Gaber acknowledged that the hospital’s improvement efforts meant fewer patients received new lungs. He said that is a tragic consequence of the federal government’s requirement that transplant programs meet national benchmarks for one-year patient survival.
“Every program that’s been flagged [by the government] shrinks,” Gaber said.
Dr. Scott Scheinin, Methodist’s lead lung transplant surgeon until late 2017, disagreed with the notion that patient selection was the main cause of below-average lung outcomes. He noted that, even when the program was treating sicker patients, the hospital was achieving above-average one-month survival rates, indicating to him that the problems weren’t related to surgical outcomes, but with the care that followed.
Scheinin said he does not believe Methodist had adequate medical staffing to care for the hospital’s huge population of lung recipients in the months following their transplants.
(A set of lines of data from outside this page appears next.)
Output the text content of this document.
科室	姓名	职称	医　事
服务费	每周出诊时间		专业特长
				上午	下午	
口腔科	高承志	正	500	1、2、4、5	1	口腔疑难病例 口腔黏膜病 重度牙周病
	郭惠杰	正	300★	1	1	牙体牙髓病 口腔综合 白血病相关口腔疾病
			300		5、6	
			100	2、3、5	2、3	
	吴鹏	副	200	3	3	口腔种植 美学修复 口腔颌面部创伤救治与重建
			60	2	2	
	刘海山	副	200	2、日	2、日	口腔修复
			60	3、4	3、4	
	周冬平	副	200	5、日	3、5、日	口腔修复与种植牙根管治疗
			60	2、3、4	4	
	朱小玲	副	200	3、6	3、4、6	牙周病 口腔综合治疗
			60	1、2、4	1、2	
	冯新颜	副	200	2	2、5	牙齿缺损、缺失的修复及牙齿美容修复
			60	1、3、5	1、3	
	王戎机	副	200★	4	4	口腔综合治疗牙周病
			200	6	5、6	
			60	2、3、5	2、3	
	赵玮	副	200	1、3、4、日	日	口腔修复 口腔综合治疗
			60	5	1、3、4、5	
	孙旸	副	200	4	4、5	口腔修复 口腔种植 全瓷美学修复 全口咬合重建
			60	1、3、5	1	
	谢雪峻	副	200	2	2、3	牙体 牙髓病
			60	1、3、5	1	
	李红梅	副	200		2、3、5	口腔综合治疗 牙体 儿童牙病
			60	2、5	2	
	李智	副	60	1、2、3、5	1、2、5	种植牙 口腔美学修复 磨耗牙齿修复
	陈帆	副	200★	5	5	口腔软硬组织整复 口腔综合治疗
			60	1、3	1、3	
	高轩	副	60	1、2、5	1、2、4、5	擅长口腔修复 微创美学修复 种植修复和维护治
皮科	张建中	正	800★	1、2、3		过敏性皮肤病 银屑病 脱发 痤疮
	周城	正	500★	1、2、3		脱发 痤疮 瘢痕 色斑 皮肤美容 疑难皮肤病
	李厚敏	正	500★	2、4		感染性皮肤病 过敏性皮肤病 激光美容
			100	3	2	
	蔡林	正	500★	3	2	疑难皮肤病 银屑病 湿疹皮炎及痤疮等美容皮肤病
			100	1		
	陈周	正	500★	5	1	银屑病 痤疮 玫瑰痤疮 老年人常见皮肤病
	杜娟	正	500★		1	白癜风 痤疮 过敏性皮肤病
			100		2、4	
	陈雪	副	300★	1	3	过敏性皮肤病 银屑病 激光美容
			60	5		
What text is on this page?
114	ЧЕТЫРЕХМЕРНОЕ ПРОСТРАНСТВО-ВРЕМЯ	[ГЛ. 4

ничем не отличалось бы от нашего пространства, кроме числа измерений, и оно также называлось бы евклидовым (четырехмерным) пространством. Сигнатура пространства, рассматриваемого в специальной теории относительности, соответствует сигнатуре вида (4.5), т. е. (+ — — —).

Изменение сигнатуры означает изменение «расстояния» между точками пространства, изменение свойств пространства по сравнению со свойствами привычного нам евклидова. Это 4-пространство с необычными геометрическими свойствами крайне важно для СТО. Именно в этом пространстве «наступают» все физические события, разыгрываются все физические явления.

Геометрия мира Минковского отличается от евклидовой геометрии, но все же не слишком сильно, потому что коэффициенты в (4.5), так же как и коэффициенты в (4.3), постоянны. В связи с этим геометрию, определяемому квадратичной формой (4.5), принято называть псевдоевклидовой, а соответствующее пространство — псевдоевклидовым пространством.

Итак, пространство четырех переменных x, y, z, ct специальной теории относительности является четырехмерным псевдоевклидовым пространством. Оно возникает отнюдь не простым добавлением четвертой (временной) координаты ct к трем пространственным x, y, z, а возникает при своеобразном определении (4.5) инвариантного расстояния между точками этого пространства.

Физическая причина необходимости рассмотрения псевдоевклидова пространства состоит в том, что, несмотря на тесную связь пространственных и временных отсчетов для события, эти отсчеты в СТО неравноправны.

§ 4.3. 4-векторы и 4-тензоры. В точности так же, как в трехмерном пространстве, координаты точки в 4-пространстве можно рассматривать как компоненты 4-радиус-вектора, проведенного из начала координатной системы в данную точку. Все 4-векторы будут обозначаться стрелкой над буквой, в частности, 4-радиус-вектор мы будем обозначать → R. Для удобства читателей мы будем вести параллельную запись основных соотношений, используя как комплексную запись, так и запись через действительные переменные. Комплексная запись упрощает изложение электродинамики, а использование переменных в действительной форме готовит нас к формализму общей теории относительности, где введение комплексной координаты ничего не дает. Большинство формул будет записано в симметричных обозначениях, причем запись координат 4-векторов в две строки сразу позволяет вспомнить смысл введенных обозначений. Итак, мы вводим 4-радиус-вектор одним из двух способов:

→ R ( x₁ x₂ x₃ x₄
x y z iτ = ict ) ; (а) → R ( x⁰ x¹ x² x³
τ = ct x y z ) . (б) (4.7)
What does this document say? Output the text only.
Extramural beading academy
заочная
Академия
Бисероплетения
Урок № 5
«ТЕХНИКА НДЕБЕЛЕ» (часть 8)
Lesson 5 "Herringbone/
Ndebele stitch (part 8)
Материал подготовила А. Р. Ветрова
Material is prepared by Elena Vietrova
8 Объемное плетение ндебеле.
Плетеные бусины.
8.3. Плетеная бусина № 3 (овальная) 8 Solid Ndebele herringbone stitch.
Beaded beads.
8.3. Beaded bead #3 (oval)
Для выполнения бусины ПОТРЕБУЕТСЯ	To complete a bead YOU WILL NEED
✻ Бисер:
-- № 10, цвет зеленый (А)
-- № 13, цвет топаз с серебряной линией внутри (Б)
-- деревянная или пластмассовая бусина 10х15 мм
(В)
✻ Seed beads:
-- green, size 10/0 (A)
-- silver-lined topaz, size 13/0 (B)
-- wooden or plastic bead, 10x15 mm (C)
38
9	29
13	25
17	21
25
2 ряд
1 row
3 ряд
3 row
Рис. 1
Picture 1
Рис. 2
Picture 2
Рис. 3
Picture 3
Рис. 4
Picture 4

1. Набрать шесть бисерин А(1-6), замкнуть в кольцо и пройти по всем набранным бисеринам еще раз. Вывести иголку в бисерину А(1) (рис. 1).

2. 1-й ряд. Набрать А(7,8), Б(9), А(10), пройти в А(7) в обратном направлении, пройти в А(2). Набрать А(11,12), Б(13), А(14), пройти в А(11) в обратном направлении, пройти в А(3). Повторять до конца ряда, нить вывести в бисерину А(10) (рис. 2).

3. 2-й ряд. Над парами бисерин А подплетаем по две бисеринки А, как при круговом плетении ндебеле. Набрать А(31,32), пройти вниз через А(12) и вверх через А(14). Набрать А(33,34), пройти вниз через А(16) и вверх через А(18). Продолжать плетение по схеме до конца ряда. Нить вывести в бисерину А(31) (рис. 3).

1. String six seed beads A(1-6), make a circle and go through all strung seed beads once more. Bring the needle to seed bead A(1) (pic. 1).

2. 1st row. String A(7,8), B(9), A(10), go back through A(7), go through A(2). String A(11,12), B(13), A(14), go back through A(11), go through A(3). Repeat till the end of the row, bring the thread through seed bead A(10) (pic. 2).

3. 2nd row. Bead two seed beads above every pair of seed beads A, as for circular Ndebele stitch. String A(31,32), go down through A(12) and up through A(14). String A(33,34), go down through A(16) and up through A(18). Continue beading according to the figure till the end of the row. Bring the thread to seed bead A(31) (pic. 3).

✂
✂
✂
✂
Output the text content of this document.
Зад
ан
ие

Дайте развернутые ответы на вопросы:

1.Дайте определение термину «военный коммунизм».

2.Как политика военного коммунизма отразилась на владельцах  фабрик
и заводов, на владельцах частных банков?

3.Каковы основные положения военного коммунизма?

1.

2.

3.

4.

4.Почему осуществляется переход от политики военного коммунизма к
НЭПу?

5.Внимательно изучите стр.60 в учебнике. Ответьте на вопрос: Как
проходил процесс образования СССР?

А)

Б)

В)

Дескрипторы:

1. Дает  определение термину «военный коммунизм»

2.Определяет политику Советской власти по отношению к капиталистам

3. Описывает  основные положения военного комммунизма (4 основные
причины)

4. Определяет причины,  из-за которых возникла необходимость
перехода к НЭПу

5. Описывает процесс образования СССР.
All organ recipients are given anti-rejection medications that suppress their immune systems, making them vulnerable to illnesses and death following transplant.
“We had a slew of people who would die between eight and 14 months after transplant,” said Scheinin, who has since gone to work for a transplant program in New York. “To me, that means somebody is not paying attention to them. Something is wrong.”
When asked about Scheinin’s comments, Gaber said the hospital’s improvement efforts included hiring additional staff and strengthening post-transplant care.
Although lung outcomes have gotten better in recent years, Gaber said he and his team are continuing to look for ways to make improvements.
“This is not like a speedboat; this is like a airplane carrier,” Gaber said. “You’ve got to move it very slowly.”